Declarative UIs are probably at a higher level of abstraction. At the cost of a potential learning curve and flexibility, you specify what UI you want and leave it to the computer to figure out what actions to take to achieve that UI. This is in some ways similar to an oft-mentioned divide between functional programming languages and imperative languages – in a functional language, you more often define what you want to be done without going in to the details of how to do it. For a trivial, and common, example, the list manipulation functions "map," "filter," and "reduce" describe what an operation to perform without going into details of how to use accumulator variables, index variables, or loop bounds.

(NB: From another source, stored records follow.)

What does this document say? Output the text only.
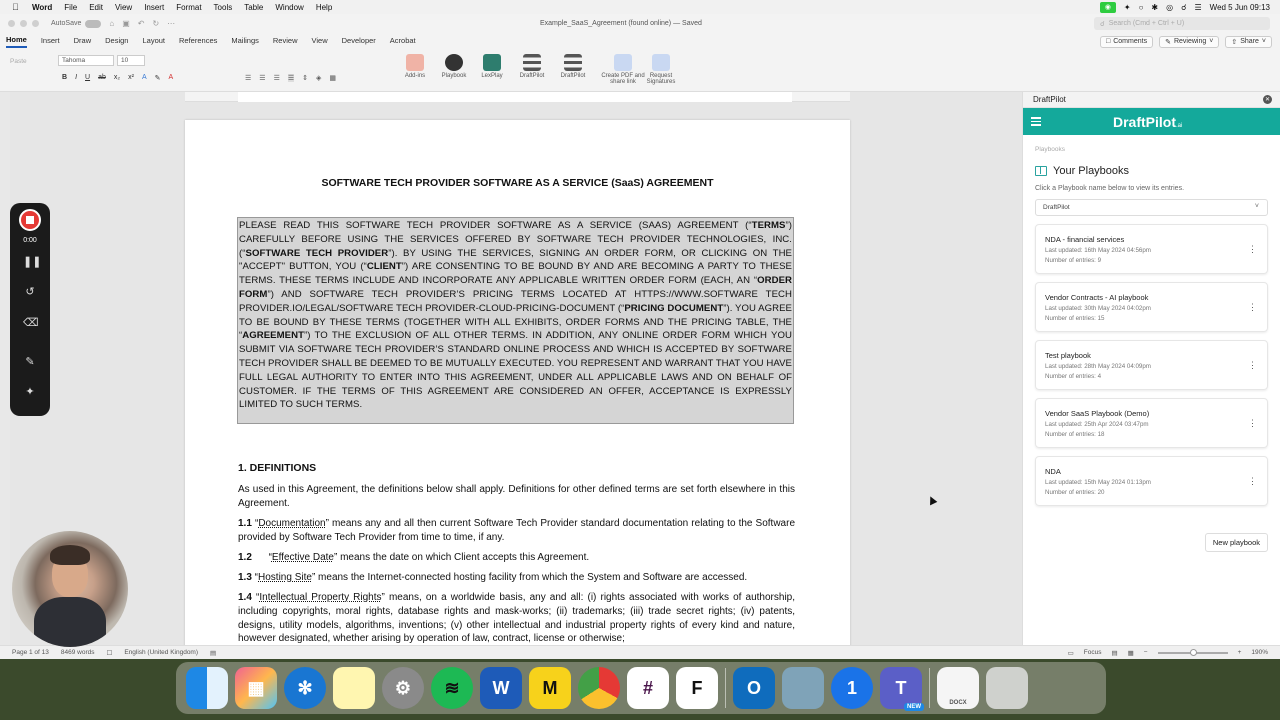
Word File Edit View Insert Format Tools Table Window Help	◉	✦ ○ ✱ ◎ ☌ ☰ Wed 5 Jun 09:13
AutoSave	⌂ ▣ ↶ ↻ ⋯	Example_SaaS_Agreement (found online) — Saved	☌ Search (Cmd + Ctrl + U)
Home Insert Draw Design Layout References Mailings Review View Developer Acrobat	□ Comments	✎ Reviewing ˅	⇧ Share ˅
Paste	Tahoma	10
B I U ab x₂ x² A ✎ A	☰ ☰ ☰ ☰ ⇕ ◈ ▦	Add-ins	Playbook	LexPlay	DraftPilot	DraftPilot	Create PDF and share link
Request Signatures
SOFTWARE TECH PROVIDER SOFTWARE AS A SERVICE (SaaS) AGREEMENT
PLEASE READ THIS SOFTWARE TECH PROVIDER SOFTWARE AS A SERVICE (SAAS) AGREEMENT (“TERMS”) CAREFULLY BEFORE USING THE SERVICES OFFERED BY SOFTWARE TECH PROVIDER TECHNOLOGIES, INC. (“SOFTWARE TECH PROVIDER”). BY USING THE SERVICES, SIGNING AN ORDER FORM, OR CLICKING ON THE "ACCEPT" BUTTON, YOU (“CLIENT”) ARE CONSENTING TO BE BOUND BY AND ARE BECOMING A PARTY TO THESE TERMS. THESE TERMS INCLUDE AND INCORPORATE ANY APPLICABLE WRITTEN ORDER FORM (EACH, AN “ORDER FORM”) AND SOFTWARE TECH PROVIDER’S PRICING TERMS LOCATED AT HTTPS://WWW.SOFTWARE TECH PROVIDER.IO/LEGAL/SOFTWARE TECH PROVIDER-CLOUD-PRICING-DOCUMENT (“PRICING DOCUMENT”). YOU AGREE TO BE BOUND BY THESE TERMS (TOGETHER WITH ALL EXHIBITS, ORDER FORMS AND THE PRICING TABLE, THE “AGREEMENT”) TO THE EXCLUSION OF ALL OTHER TERMS. IN ADDITION, ANY ONLINE ORDER FORM WHICH YOU SUBMIT VIA SOFTWARE TECH PROVIDER’S STANDARD ONLINE PROCESS AND WHICH IS ACCEPTED BY SOFTWARE TECH PROVIDER SHALL BE DEEMED TO BE MUTUALLY EXECUTED. YOU REPRESENT AND WARRANT THAT YOU HAVE FULL LEGAL AUTHORITY TO ENTER INTO THIS AGREEMENT, UNDER ALL APPLICABLE LAWS AND ON BEHALF OF CUSTOMER. IF THE TERMS OF THIS AGREEMENT ARE CONSIDERED AN OFFER, ACCEPTANCE IS EXPRESSLY LIMITED TO SUCH TERMS.
1. DEFINITIONS
As used in this Agreement, the definitions below shall apply. Definitions for other defined terms are set forth elsewhere in this Agreement.
1.1 “Documentation” means any and all then current Software Tech Provider standard documentation relating to the Software provided by Software Tech Provider from time to time, if any.
1.2      “Effective Date” means the date on which Client accepts this Agreement.
1.3 “Hosting Site” means the Internet-connected hosting facility from which the System and Software are accessed.
1.4 “Intellectual Property Rights” means, on a worldwide basis, any and all: (i) rights associated with works of authorship, including copyrights, moral rights, database rights and mask-works; (ii) trademarks; (iii) trade secret rights; (iv) patents, designs, utility models, algorithms, inventions; (v) other intellectual and industrial property rights of every kind and nature, however designated, whether arising by operation of law, contract, license or otherwise;
DraftPilot	✕
DraftPilot.ai
Playbooks
Your Playbooks
Click a Playbook name below to view its entries.
DraftPilot	˅
NDA - financial services
Last updated: 16th May 2024 04:56pm
Number of entries: 9
⋮
Vendor Contracts - AI playbook
Last updated: 30th May 2024 04:02pm
Number of entries: 15
⋮
Test playbook
Last updated: 28th May 2024 04:09pm
Number of entries: 4
⋮
Vendor SaaS Playbook (Demo)
Last updated: 25th Apr 2024 03:47pm
Number of entries: 18
⋮
NDA
Last updated: 15th May 2024 01:13pm
Number of entries: 20
⋮
New playbook
Page 1 of 13 8469 words ☐ English (United Kingdom) ▤	▭ Focus ▤ ▦ −	+ 190%
0:00
❚❚
↺
⌫
✎
✦
▦	✻	⚙	≋	W	M	#	F	O	1	T
NEW
DOCX
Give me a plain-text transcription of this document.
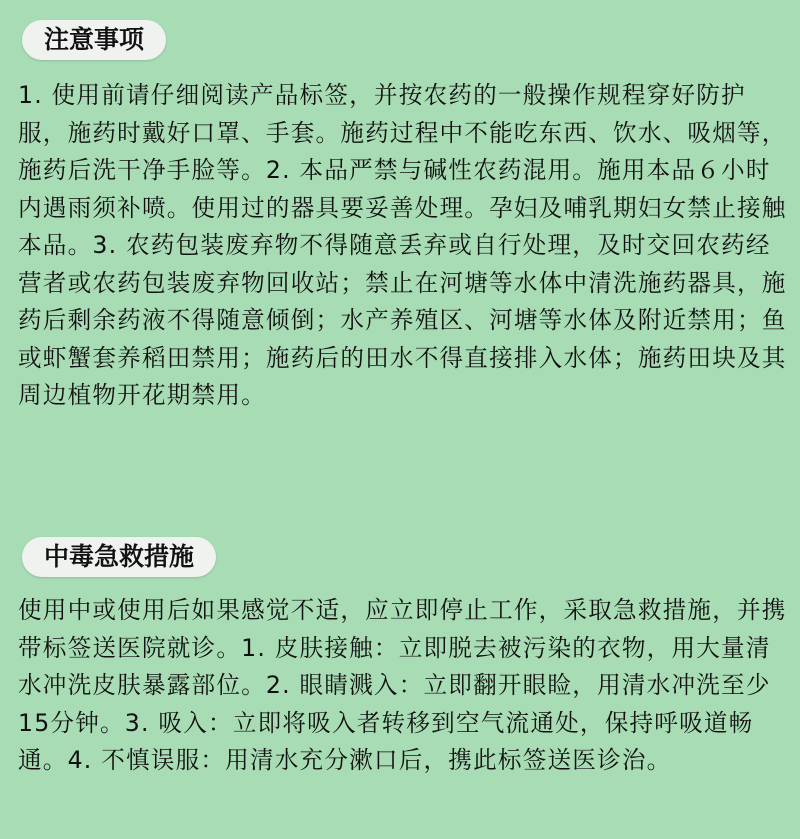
注意事项

1. 使用前请仔细阅读产品标签，并按农药的一般操作规程穿好防护服，施药时戴好口罩、手套。施药过程中不能吃东西、饮水、吸烟等，施药后洗干净手脸等。2. 本品严禁与碱性农药混用。施用本品６小时内遇雨须补喷。使用过的器具要妥善处理。孕妇及哺乳期妇女禁止接触本品。3. 农药包装废弃物不得随意丢弃或自行处理，及时交回农药经营者或农药包装废弃物回收站；禁止在河塘等水体中清洗施药器具，施药后剩余药液不得随意倾倒；水产养殖区、河塘等水体及附近禁用；鱼或虾蟹套养稻田禁用；施药后的田水不得直接排入水体；施药田块及其周边植物开花期禁用。

中毒急救措施

使用中或使用后如果感觉不适，应立即停止工作，采取急救措施，并携带标签送医院就诊。1. 皮肤接触：立即脱去被污染的衣物，用大量清水冲洗皮肤暴露部位。2. 眼睛溅入：立即翻开眼睑，用清水冲洗至少15分钟。3. 吸入：立即将吸入者转移到空气流通处，保持呼吸道畅通。4. 不慎误服：用清水充分漱口后，携此标签送医诊治。
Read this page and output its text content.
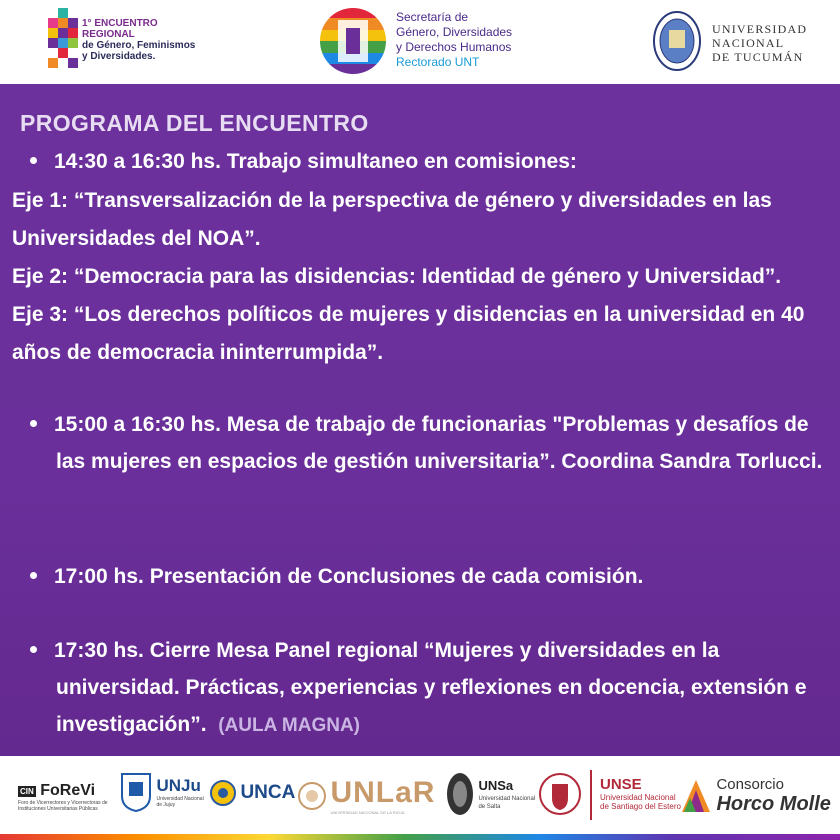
1° ENCUENTRO REGIONAL
de Género, Feminismos
y Diversidades.
Secretaría de
Género, Diversidades
y Derechos Humanos
Rectorado UNT
UNIVERSIDAD
NACIONAL
DE TUCUMÁN
PROGRAMA DEL ENCUENTRO
14:30 a 16:30 hs. Trabajo simultaneo en comisiones:

Eje 1: “Transversalización de la perspectiva de género y diversidades en las Universidades del NOA”.

Eje 2: “Democracia para las disidencias: Identidad de género y Universidad”.

Eje 3: “Los derechos políticos de mujeres y disidencias en la universidad en 40 años de democracia ininterrumpida”.

15:00 a 16:30 hs. Mesa de trabajo de funcionarias "Problemas y desafíos de las mujeres en espacios de gestión universitaria”. Coordina Sandra Torlucci.
17:00 hs. Presentación de Conclusiones de cada comisión.
17:30 hs. Cierre Mesa Panel regional “Mujeres y diversidades en la universidad. Prácticas, experiencias y reflexiones en docencia, extensión e investigación”. (AULA MAGNA)
CIN FoReVi
Foro de Vicerrectores y Vicerrectoras de Instituciones Universitarias Públicas
UNJu
Universidad Nacional de Jujuy
UNCA	UNLaR
UNIVERSIDAD NACIONAL DE LA RIOJA
UNSa
Universidad Nacional de Salta
UNSE
Universidad Nacional de Santiago del Estero

Consorcio
Horco Molle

Abstractions are leaky, however. If a declarative UI framework is not closely designed after what you, the programmer, want to do, then you may encounter significant "impedance mismatch" and/or learning curve in making it do what you need. For example, imagine performing an arbitrary action upon a click in Swing vs AngularJS. Swing is very programmatic – you can simply register a click handler and do whatever you want to any other item on your page. In AngularJS, however, while you technically can register a click handler to do this sort of thing, it is not considerd "good practice" and the standard approach is to ensure that the view is bound to an underlying data model using "directives". In order to accomplish an arbitrary action using directives, you may have to think outside the box of simply accomplishing the action by also considering AngularJS's databinding semantics as part of your problem. There is a significant learning-curve for learning AngularJS two-way binding properly, and it is not appropriate for all web applications.

AngularJS claims on its website that it is optimized for CRUD (Create, Read, Update, Delete) websites, and even has a disclaimer that it may not work well for sites with heavily-custom DOM manipulation needs. For example, I suspect Google Docs would be very difficult to implement in idiomatic AngularJS.

In conclusion, there is no abstraction that meets all needs. While AngularJS may be great for CRUD apps (once you take significant time to understand it), it is not good for DOM-manipulation-heavy apps which do not lend themselves well to simple databinding. Data-binding declarative user interface frameworks tend to have advantages for applications which are close to the intended purpose of the framework, but if you need full customization and/or performance, you may need to specifiy not only "what" the computer needs to do but also "how" the computer should do it by using a traditional procedural user interface API.